Kevin stood in the wrecked locker room, breathing hard, blood dripping from the scratches on his forearm and shoulder and the side of his neck. Derek was on the floor, curled around his injured ribs, making sounds that were half whimper and half profanity. The zombies were down. The floor was cleared.
They'd done it.
"Derek, let me see," Kevin said, kneeling. Derek's face was gray with pain, but he was conscious, alert, already trying to sit up with the stubborn dignity of a man who refused to lie down even when his body was begging him to.
"I'm fine. Bruised. Maybe cracked. It's nothing."
"It's not nothing, but it's not a bite," Priya confirmed, checking him over with efficient hands. "We need to get him back to Carl."
"The floor is clear?" Kevin asked.
Priya did a final sweep, moving through the remaining rooms -- storage closets, the trainer's office, the shower area -- with the systematic thoroughness of someone clearing a building by the book. She came back nodding.
"Clear. All of it. The gym floor is ours."
Kevin felt the relief hit him like a drug, warm and immediate and slightly nauseating. He helped Derek to his feet, the older man leaning heavily on his shoulder, and they walked back through the gym -- past the fallen zombies, past the mirrors that reflected eight bodies on the floor and four standing, past the equipment that still smelled like sweat and industrial cleaner.
The music had stopped. Marcus had killed the PA. The building was quiet.
Rachel fell into step beside Kevin, her bow slung across her back, her arrows depleted to seven. Her face was streaked with sweat and something darker, and her eyes had a look Kevin was starting to recognize in all of them.
"You okay?" she asked.
"Yeah." Kevin adjusted his sleeve, pulling it down to cover the scratches on his forearm. "Yeah, I'm good."

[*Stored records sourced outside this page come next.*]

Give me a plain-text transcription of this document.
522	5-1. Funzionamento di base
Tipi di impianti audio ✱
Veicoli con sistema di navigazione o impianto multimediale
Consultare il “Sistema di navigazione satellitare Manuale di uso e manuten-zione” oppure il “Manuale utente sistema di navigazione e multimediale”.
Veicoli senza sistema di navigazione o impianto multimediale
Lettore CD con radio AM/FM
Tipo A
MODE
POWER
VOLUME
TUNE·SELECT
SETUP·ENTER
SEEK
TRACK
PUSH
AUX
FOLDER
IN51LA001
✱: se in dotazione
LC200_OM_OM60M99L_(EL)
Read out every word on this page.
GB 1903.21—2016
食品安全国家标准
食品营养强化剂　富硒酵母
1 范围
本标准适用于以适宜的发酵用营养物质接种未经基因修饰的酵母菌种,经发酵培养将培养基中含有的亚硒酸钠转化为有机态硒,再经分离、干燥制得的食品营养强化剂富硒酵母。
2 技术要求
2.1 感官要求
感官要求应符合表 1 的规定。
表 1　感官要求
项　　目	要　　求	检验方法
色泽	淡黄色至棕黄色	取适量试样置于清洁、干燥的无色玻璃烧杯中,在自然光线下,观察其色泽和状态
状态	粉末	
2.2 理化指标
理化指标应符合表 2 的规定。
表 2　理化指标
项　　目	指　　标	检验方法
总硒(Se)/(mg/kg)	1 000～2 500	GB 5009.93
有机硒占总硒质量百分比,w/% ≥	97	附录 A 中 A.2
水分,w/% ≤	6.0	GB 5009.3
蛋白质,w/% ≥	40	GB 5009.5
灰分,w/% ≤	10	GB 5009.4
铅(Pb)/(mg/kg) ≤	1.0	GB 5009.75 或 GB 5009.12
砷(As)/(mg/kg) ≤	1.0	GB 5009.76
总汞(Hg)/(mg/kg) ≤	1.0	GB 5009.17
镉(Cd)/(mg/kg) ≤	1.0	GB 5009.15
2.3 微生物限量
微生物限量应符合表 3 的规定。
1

She looked at him. Looked at the sleeve. Looked at his face.
She didn't ask about the scratches. Maybe she hadn't seen them. Maybe she had.
They made it back to the conference room, where Carl had the triage station ready and Karen had the supply manifest prepared for relocation. Bradley was standing by the door in a posture that might have been "standing guard" or might have been "waiting for room service," the distinction unclear.
"Status report," Bradley said, straightening his tie.
Kevin looked at the blood on his hands, at Derek clutching his ribs, at Rachel's thousand-yard stare, at Priya wiping someone else's blood from her forearms.
"The gym floor is ours," Kevin said.
Then he pulled down his sleeve a little further and began counting the minutes.